LUNES
Toco el piano ante L. y encuentro mis dedos más oxidados que
nunca, sin que ayuden tampoco la fragilidad de las teclas y la altura del
asiento. Me digo que debo recuperar parte de mi habilidad, y amontono el
propósito junto a los seiscientos quince restantes previstos para mi vuelta
postvacaciones. Impaciente por apurar la semana que me queda, me permito salir
de copas un lunes en Logroño, algo que podría contar como hazaña si no
resultase hasta sórdido.
MIÉRCOLES
Almuerzo con compañeros mientras me muerdo las uñas por el
regreso del amigo que nunca falla: el Madrid. Que perdamos miserablemente la
Supercopa de Europa es lo de menos, el acompañamiento de mi equipo en tierra
extraña continúa suponiendo un alivio a prueba de todo desgaste. E, incluso en
la derrota, la grandeza madridista me ofrece motivos para la sonrisa: un amigo
atlético me dice que ha actualizado el móvil dos horas después del final del partido,
aún con la mosca detrás de la oreja. “Del
puto Madrid no hay que fiarse”.
JUEVES
Leo en los periódicos que ha muerto Aretha Franklin, la
protagonista de la mejor anécdota que conozco para reflexionar sobre eso que
llaman apropiación cultural. Una de sus canciones más famosas, “Respect”, la
había compuesto Otis Redding desde un machismo contumaz, con una letra que
reivindicaba el papel del varón como sustentador del hogar, y merced al cual se
consideraba con derecho para exigir respeto (en realidad, sumisión) a la mujer.
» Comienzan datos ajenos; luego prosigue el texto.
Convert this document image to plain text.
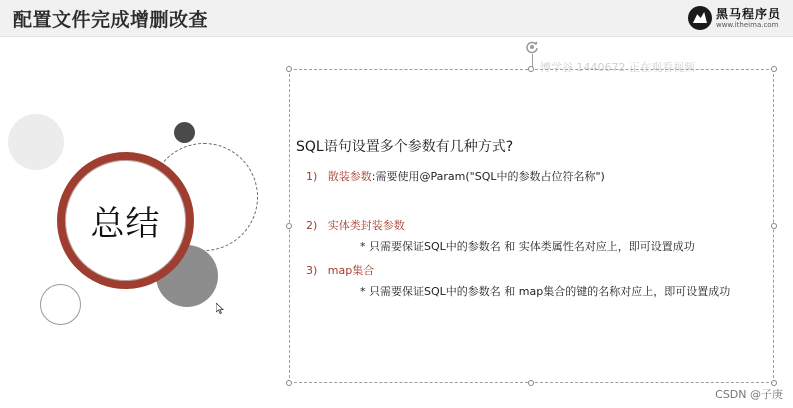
配置文件完成增删改查	黑马程序员
www.itheima.com
总结
博学谷 1440672 正在观看视频
SQL语句设置多个参数有几种方式?
1) 散装参数:需要使用@Param("SQL中的参数占位符名称")
2) 实体类封装参数
* 只需要保证SQL中的参数名 和 实体类属性名对应上，即可设置成功
3) map集合
* 只需要保证SQL中的参数名 和 map集合的键的名称对应上，即可设置成功
CSDN @子庚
Aretha atribuyó un significado completamente distinto al tema, convirtiéndolo
en un himno feminista que reclamaba el mentado respeto para las mujeres, con el
éxito consabido.
El cabrón de Espada también coincide en destacar al icono feminista
en su blog, pero en su caso para buscarle las vueltas. Para Arcadi, la letra de
“A natural woman” (you make me feel…) es un torpedo en la línea de flotación al
sector más posmoderno del movimiento, y les reprocha que la admiren sin pararse
a pensar. A ver qué se supone que es una mujer natural, etcétera. Cierro el
portátil reafirmado en la idea de que se trata del provocador más brillante que
ha dado España.
VIERNES
La segunda travesía al Cantábrico en una semana me deja sin
teléfono y con un sablazo descomunal en la tarjeta de crédito. Segundas partes
nunca fueron buenas.
DOMINGO
En mi última preguardia antes de las vacaciones vuelvo a ver
Into the Wild. La primera vez que me enfrenté a ella, hace muchos años, me
resultó insoportable. Un pastiche repleto de tópicos infames: lo peor de
Rousseau, la estetización del desprecio a la sociedad por parte del pijo
individualista que lo ha tenido todo y no lo valora, un anticonsumismo forzado
y maniqueo, el citar literatos como un valor, la romantización de la pobreza…
Y, sobre todo, un aura de solemnidad impostada en la postura del muchacho que se
me antojaba absolutamente pueril.
Sin embargo, me reconcilio con la película en mi segundo
visionado. Álex parece ser presentado como un héroe aventurero en busca de la
libertad, pero en realidad se trata de una víctima. Su desmedido apego a la
naturaleza viene mediado por la artificialidad de los padres, que viven
envueltos en mentiras en pos de la respetabilidad social, lo que empuja al
pobre jovencito a la misantropía. Además, tantas lecturas en contra de lo
material y su condición burguesa le distorsionan la perspectiva, haciéndole
considerar ostentación casi cualquier cosa. El final, que había olvidado como
casi siempre me ocurre, muestra a un Álex consciente del error de su complejo
de Robinson, cuando al borde de la muerte comprende que la felicidad solo es
real cuando es compartida. La muerte adquiere entonces un poso de
trascendencia, de la que hubiera carecido si la intoxicación le hubiese llegado
al niñato de todo el film previo.
Antes de marcharme, cumplo mi promesa y regalo un libro de
Jabois con una dedicatoria más larga que la mayoría de los capítulos. Me
convenzo de que él estaría orgulloso.